When teaching this poem, I discuss regional dialects and registers of diction. I discuss voicing and tone. I discuss line breaks and the sinuous and muscular structure of sentences that appear as if indeed the poem flows down the page like a stream. Nature is set against humankind’s philosophies and theological debates. And so we talk about allusions to spiritual concepts and to Hegel, the 19th century thinker, who serves as a symbol for all ineffectual philosophic systems of thought.

In short, the poem asserts the natural world is indifferent to our human cares. It is best if we come to know ourselves through its cycles and terrains, but without all the troublesome wrangling over questions of meaning.
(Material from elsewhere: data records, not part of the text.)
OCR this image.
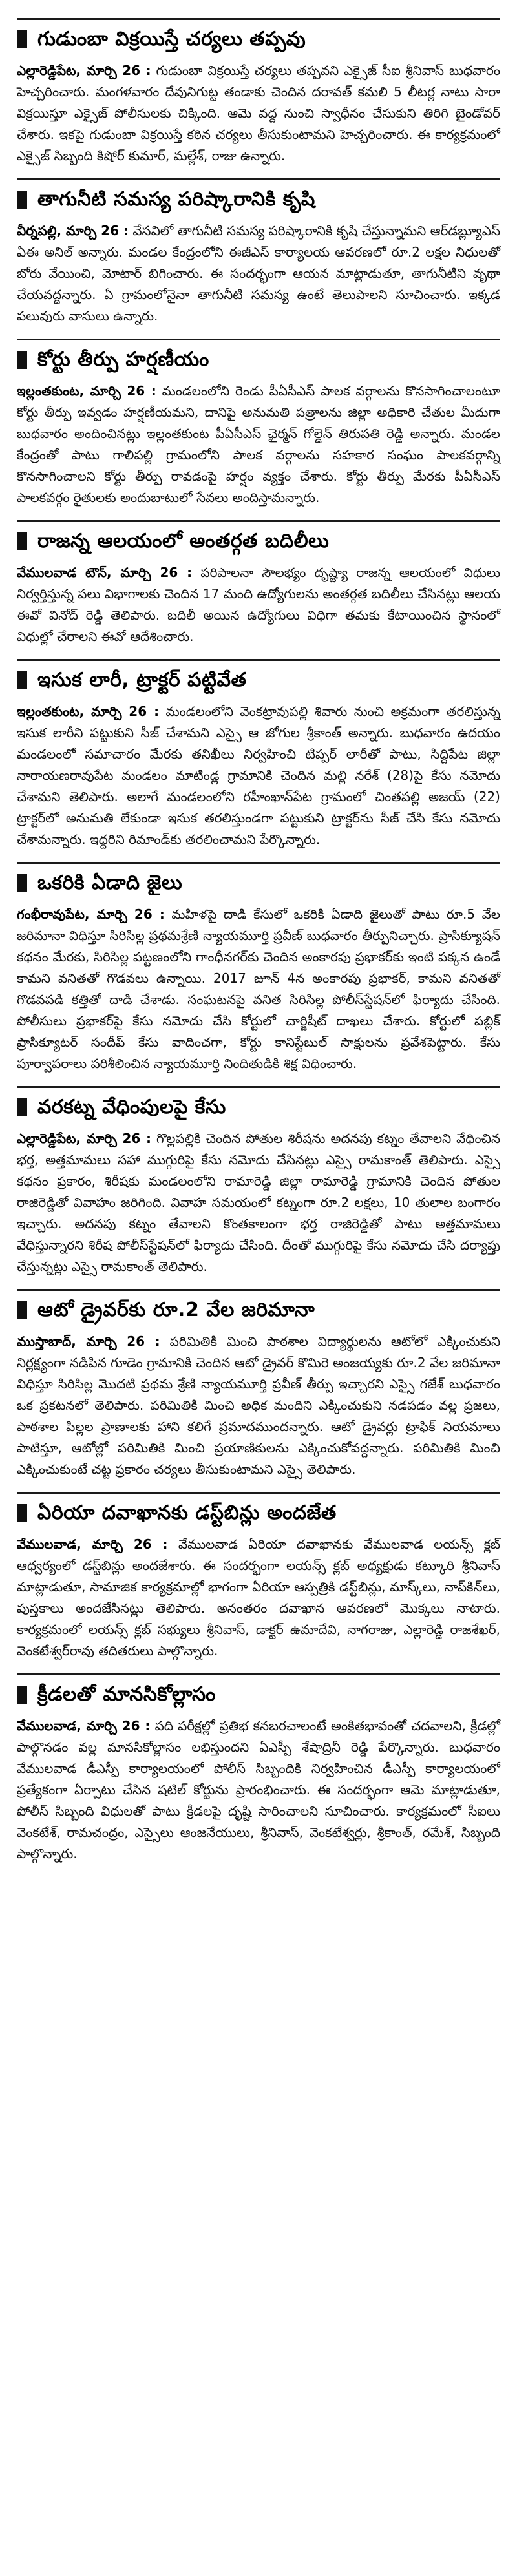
గుడుంబా విక్రయిస్తే చర్యలు తప్పవు

ఎల్లారెడ్డిపేట, మార్చి 26 : గుడుంబా విక్రయిస్తే చర్యలు తప్పవని ఎక్సైజ్ సీఐ శ్రీనివాస్ బుధవారం హెచ్చరించారు. మంగళవారం దేవునిగుట్ట తండాకు చెందిన దరావత్ కమలి 5 లీటర్ల నాటు సారా విక్రయిస్తూ ఎక్సైజ్ పోలీసులకు చిక్కింది. ఆమె వద్ద నుంచి స్వాధీనం చేసుకుని తిరిగి బైండోవర్ చేశారు. ఇకపై గుడుంబా విక్రయిస్తే కఠిన చర్యలు తీసుకుంటామని హెచ్చరించారు. ఈ కార్యక్రమంలో ఎక్సైజ్ సిబ్బంది కిషోర్ కుమార్, మల్లేశ్, రాజు ఉన్నారు.

తాగునీటి సమస్య పరిష్కారానికి కృషి

వీర్నపల్లి, మార్చి 26 : వేసవిలో తాగునీటి సమస్య పరిష్కారానికి కృషి చేస్తున్నామని ఆర్‌డబ్ల్యూఎస్ ఏఈ అనిల్ అన్నారు. మండల కేంద్రంలోని ఈజీఎస్ కార్యాలయ ఆవరణలో రూ.2 లక్షల నిధులతో బోరు వేయించి, మోటార్ బిగించారు. ఈ సందర్భంగా ఆయన మాట్లాడుతూ, తాగునీటిని వృథా చేయవద్దన్నారు. ఏ గ్రామంలోనైనా తాగునీటి సమస్య ఉంటే తెలుపాలని సూచించారు. ఇక్కడ పలువురు వాసులు ఉన్నారు.

కోర్టు తీర్పు హర్షణీయం

ఇల్లంతకుంట, మార్చి 26 : మండలంలోని రెండు పీఏసీఎస్ పాలక వర్గాలను కొనసాగించాలంటూ కోర్టు తీర్పు ఇవ్వడం హర్షణీయమని, దానిపై అనుమతి పత్రాలను జిల్లా అధికారి చేతుల మీదుగా బుధవారం అందించినట్లు ఇల్లంతకుంట పీఏసీఎస్ ఛైర్మన్ గోల్డెన్ తిరుపతి రెడ్డి అన్నారు. మండల కేంద్రంతో పాటు గాలిపల్లి గ్రామంలోని పాలక వర్గాలను సహకార సంఘం పాలకవర్గాన్ని కొనసాగించాలని కోర్టు తీర్పు రావడంపై హర్షం వ్యక్తం చేశారు. కోర్టు తీర్పు మేరకు పీఏసీఎస్ పాలకవర్గం రైతులకు అందుబాటులో సేవలు అందిస్తామన్నారు.

రాజన్న ఆలయంలో అంతర్గత బదిలీలు

వేములవాడ టౌన్, మార్చి 26 : పరిపాలనా సౌలభ్యం దృష్ట్యా రాజన్న ఆలయంలో విధులు నిర్వర్తిస్తున్న పలు విభాగాలకు చెందిన 17 మంది ఉద్యోగులను అంతర్గత బదిలీలు చేసినట్లు ఆలయ ఈవో వినోద్ రెడ్డి తెలిపారు. బదిలీ అయిన ఉద్యోగులు విధిగా తమకు కేటాయించిన స్థానంలో విధుల్లో చేరాలని ఈవో ఆదేశించారు.

ఇసుక లారీ, ట్రాక్టర్ పట్టివేత

ఇల్లంతకుంట, మార్చి 26 : మండలంలోని వెంకట్రావుపల్లి శివారు నుంచి అక్రమంగా తరలిస్తున్న ఇసుక లారీని పట్టుకుని సీజ్ చేశామని ఎస్సై ఆ జోగుల శ్రీకాంత్ అన్నారు. బుధవారం ఉదయం మండలంలో సమాచారం మేరకు తనిఖీలు నిర్వహించి టిప్పర్ లారీతో పాటు, సిద్దిపేట జిల్లా నారాయణరావుపేట మండలం మాటిండ్ల గ్రామానికి చెందిన మల్లి నరేశ్ (28)పై కేసు నమోదు చేశామని తెలిపారు. అలాగే మండలంలోని రహీంఖాన్‌పేట గ్రామంలో చింతపల్లి అజయ్ (22) ట్రాక్టర్‌లో అనుమతి లేకుండా ఇసుక తరలిస్తుండగా పట్టుకుని ట్రాక్టర్‌ను సీజ్ చేసి కేసు నమోదు చేశామన్నారు. ఇద్దరిని రిమాండ్‌కు తరలించామని పేర్కొన్నారు.

ఒకరికి ఏడాది జైలు

గంభీరావుపేట, మార్చి 26 : మహిళపై దాడి కేసులో ఒకరికి ఏడాది జైలుతో పాటు రూ.5 వేల జరిమానా విధిస్తూ సిరిసిల్ల ప్రథమశ్రేణి న్యాయమూర్తి ప్రవీణ్ బుధవారం తీర్పునిచ్చారు. ప్రాసిక్యూషన్ కథనం మేరకు, సిరిసిల్ల పట్టణంలోని గాంధీనగర్‌కు చెందిన అంకారపు ప్రభాకర్‌కు ఇంటి పక్కన ఉండే కామని వనితతో గొడవలు ఉన్నాయి. 2017 జూన్ 4న అంకారపు ప్రభాకర్, కామని వనితతో గొడవపడి కత్తితో దాడి చేశాడు. సంఘటనపై వనిత సిరిసిల్ల పోలీస్‌స్టేషన్‌లో ఫిర్యాదు చేసింది. పోలీసులు ప్రభాకర్‌పై కేసు నమోదు చేసి కోర్టులో చార్జిషీట్ దాఖలు చేశారు. కోర్టులో పబ్లిక్ ప్రాసిక్యూటర్ సందీప్ కేసు వాదించగా, కోర్టు కానిస్టేబుల్ సాక్షులను ప్రవేశపెట్టారు. కేసు పూర్వాపరాలు పరిశీలించిన న్యాయమూర్తి నిందితుడికి శిక్ష విధించారు.

వరకట్న వేధింపులపై కేసు

ఎల్లారెడ్డిపేట, మార్చి 26 : గొల్లపల్లికి చెందిన పోతుల శిరీషను అదనపు కట్నం తేవాలని వేధించిన భర్త, అత్తమామలు సహా ముగ్గురిపై కేసు నమోదు చేసినట్లు ఎస్సై రామకాంత్ తెలిపారు. ఎస్సై కథనం ప్రకారం, శిరీషకు మండలంలోని రామారెడ్డి జిల్లా రామారెడ్డి గ్రామానికి చెందిన పోతుల రాజిరెడ్డితో వివాహం జరిగింది. వివాహ సమయంలో కట్నంగా రూ.2 లక్షలు, 10 తులాల బంగారం ఇచ్చారు. అదనపు కట్నం తేవాలని కొంతకాలంగా భర్త రాజిరెడ్డితో పాటు అత్తమామలు వేధిస్తున్నారని శిరీష పోలీస్‌స్టేషన్‌లో ఫిర్యాదు చేసింది. దీంతో ముగ్గురిపై కేసు నమోదు చేసి దర్యాప్తు చేస్తున్నట్లు ఎస్సై రామకాంత్ తెలిపారు.

ఆటో డ్రైవర్‌కు రూ.2 వేల జరిమానా

ముస్తాబాద్, మార్చి 26 : పరిమితికి మించి పాఠశాల విద్యార్థులను ఆటోలో ఎక్కించుకుని నిర్లక్ష్యంగా నడిపిన గూడెం గ్రామానికి చెందిన ఆటో డ్రైవర్ కొమిరె అంజయ్యకు రూ.2 వేల జరిమానా విధిస్తూ సిరిసిల్ల మొదటి ప్రథమ శ్రేణి న్యాయమూర్తి ప్రవీణ్ తీర్పు ఇచ్చారని ఎస్సై గజేశ్ బుధవారం ఒక ప్రకటనలో తెలిపారు. పరిమితికి మించి అధిక మందిని ఎక్కించుకుని నడపడం వల్ల ప్రజలు, పాఠశాల పిల్లల ప్రాణాలకు హాని కలిగే ప్రమాదముందన్నారు. ఆటో డ్రైవర్లు ట్రాఫిక్ నియమాలు పాటిస్తూ, ఆటోల్లో పరిమితికి మించి ప్రయాణికులను ఎక్కించుకోవద్దన్నారు. పరిమితికి మించి ఎక్కించుకుంటే చట్ట ప్రకారం చర్యలు తీసుకుంటామని ఎస్సై తెలిపారు.

ఏరియా దవాఖానకు డస్ట్‌బిన్లు అందజేత

వేములవాడ, మార్చి 26 : వేములవాడ ఏరియా దవాఖానకు వేములవాడ లయన్స్ క్లబ్ ఆధ్వర్యంలో డస్ట్‌బిన్లు అందజేశారు. ఈ సందర్భంగా లయన్స్ క్లబ్ అధ్యక్షుడు కట్కూరి శ్రీనివాస్ మాట్లాడుతూ, సామాజిక కార్యక్రమాల్లో భాగంగా ఏరియా ఆస్పత్రికి డస్ట్‌బిన్లు, మాస్క్‌లు, నాప్‌కిన్‌లు, పుస్తకాలు అందజేసినట్లు తెలిపారు. అనంతరం దవాఖాన ఆవరణలో మొక్కలు నాటారు. కార్యక్రమంలో లయన్స్ క్లబ్ సభ్యులు శ్రీనివాస్, డాక్టర్ ఉమాదేవి, నాగరాజు, ఎల్లారెడ్డి రాజశేఖర్, వెంకటేశ్వర్‌రావు తదితరులు పాల్గొన్నారు.

క్రీడలతో మానసికోల్లాసం

వేములవాడ, మార్చి 26 : పది పరీక్షల్లో ప్రతిభ కనబరచాలంటే అంకితభావంతో చదవాలని, క్రీడల్లో పాల్గొనడం వల్ల మానసికోల్లాసం లభిస్తుందని ఏఎస్పీ శేషాద్రినీ రెడ్డి పేర్కొన్నారు. బుధవారం వేములవాడ డీఎస్పీ కార్యాలయంలో పోలీస్ సిబ్బందికి నిర్వహించిన డీఎస్పీ కార్యాలయంలో ప్రత్యేకంగా ఏర్పాటు చేసిన షటిల్ కోర్టును ప్రారంభించారు. ఈ సందర్భంగా ఆమె మాట్లాడుతూ, పోలీస్ సిబ్బంది విధులతో పాటు క్రీడలపై దృష్టి సారించాలని సూచించారు. కార్యక్రమంలో సీఐలు వెంకటేశ్, రామచంద్రం, ఎస్సైలు ఆంజనేయులు, శ్రీనివాస్, వెంకటేశ్వర్లు, శ్రీకాంత్, రమేశ్, సిబ్బంది పాల్గొన్నారు.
It is good simply to make peace with the rhythms of life and of death.


Gravelly Run
by A.R. Ammons

I don’t know somehow it seems sufficient
to see and hear whatever coming and going is,
losing the self to the victory
     of stones and trees,
of bending sandpit lakes, crescent
round groves of dwarf pine:

for it is not so much to know the self
as to know it as it is known
     by galaxy and cedar cone,
as if birth had never found it
and death could never end it:

the swamp’s slow water comes 
down Gravelly Run fanning the long 
     stone-held algal
hair and narrowing roils between
the shoulders of the highway bridge:

holly grows on the banks in the woods there,
and the cedars’ gothic-clustered
     spires could make
green religion in winter bones:

so I look and reflect, but the air’s glass 
jail seals each thing in its entity:

no use to make any philosophies here:
     I see no
god in the holly, hear no song from
the snowbroken weeds: Hegel is not the winter
yellow in the pines: the sunlight has never
heard of trees: surrendered self among
     unwelcoming forms: stranger,
hoist your burdens, get on down the road.